The Hold the Line report lays bare the leftists' ground game. Activists are locked and loaded. They will have pre-selected targets. Instead of massing in large groups, as in 2016, they plan to disperse to multiple sites — possibly homes of elected officials and judges, political pols, the police, anyone they deem to be a "power holder."
Add to this volatile mix the well organized and funded Antifa and BLM activists, who have been perfecting their violent tactics since the death of George Floyd. Black-masked operators can be expected to infiltrate the protests to turn nonviolent events into infernos.
Based on the two reports, the cumulative impact? In multiple cities, in multiple locations, there will be unprecedented demonstrations, many violent. The police will likely be overwhelmed, unable to respond to the dispersed protests — or prevented from responding — fueling fear and chaos.
Every court decision creates a new rallying cry for the left...and maybe the right, too. The longer it takes to resolve election disagreements, the more violence and chaos, metastasizing like a cancerous growth.
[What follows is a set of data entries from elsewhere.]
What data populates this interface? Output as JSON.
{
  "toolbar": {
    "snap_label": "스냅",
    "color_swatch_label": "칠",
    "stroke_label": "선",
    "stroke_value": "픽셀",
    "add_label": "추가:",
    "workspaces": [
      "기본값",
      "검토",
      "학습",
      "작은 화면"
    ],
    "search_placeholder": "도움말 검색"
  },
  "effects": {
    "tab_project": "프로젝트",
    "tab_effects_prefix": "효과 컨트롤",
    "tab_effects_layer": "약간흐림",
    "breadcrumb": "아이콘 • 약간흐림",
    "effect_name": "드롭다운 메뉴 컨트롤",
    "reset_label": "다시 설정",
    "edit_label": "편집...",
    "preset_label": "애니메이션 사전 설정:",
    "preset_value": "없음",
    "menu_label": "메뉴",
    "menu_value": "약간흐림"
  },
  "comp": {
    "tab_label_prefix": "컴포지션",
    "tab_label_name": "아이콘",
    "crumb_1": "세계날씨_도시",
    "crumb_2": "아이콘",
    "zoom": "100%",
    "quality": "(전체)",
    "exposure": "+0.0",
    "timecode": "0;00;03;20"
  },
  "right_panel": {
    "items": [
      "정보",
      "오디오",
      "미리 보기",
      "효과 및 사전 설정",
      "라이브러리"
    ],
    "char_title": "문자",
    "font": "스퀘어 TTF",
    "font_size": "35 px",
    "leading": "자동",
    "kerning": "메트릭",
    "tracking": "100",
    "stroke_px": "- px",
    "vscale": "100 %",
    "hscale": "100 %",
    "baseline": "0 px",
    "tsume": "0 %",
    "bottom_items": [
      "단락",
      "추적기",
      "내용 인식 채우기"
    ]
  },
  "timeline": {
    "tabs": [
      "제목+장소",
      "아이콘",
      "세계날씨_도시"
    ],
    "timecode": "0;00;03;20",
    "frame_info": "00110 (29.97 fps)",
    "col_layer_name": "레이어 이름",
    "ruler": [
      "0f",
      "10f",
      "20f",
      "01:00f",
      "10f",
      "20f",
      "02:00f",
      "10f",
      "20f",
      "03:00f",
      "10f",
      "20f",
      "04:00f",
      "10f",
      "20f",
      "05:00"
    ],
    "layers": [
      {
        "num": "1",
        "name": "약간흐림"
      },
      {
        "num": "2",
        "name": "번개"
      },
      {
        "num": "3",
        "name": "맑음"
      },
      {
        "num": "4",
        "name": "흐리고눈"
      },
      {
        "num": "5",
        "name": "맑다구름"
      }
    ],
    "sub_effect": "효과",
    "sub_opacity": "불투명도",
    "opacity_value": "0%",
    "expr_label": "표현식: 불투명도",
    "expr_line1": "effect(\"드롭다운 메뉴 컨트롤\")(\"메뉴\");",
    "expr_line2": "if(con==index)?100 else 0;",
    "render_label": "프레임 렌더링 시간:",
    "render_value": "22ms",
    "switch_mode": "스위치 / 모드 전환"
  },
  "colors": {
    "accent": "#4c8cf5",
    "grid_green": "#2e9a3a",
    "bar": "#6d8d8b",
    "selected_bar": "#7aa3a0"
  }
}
The more things that get out of hand, the more out of hand things might get.
The Hold the Line report posits an election outcome that's fraudulent, where all the votes are not counted and irregularities remedied. Given this scenario, it calls for "another form of power to correct the balance," an all-out revolution, in which large numbers of people participate in strikes, boycotts, protests, and other nonviolent actions, "until a democratic and accountable government is restored."
In other words, they want to shut down society until President Trump is forced from office, not unlike the 28 Days of Resistance in Tunisia that toppled President El Abidine Ben Ali and the 25 January Revolution in Egypt that ousted President Hosni Mubarak.
Such an event seems highly implausible. But if Trump is re-elected, no matter what happens, the left will claim the election was stolen, not unlike 2016, opening the curtain to four more years of protests and attacks on his presidency.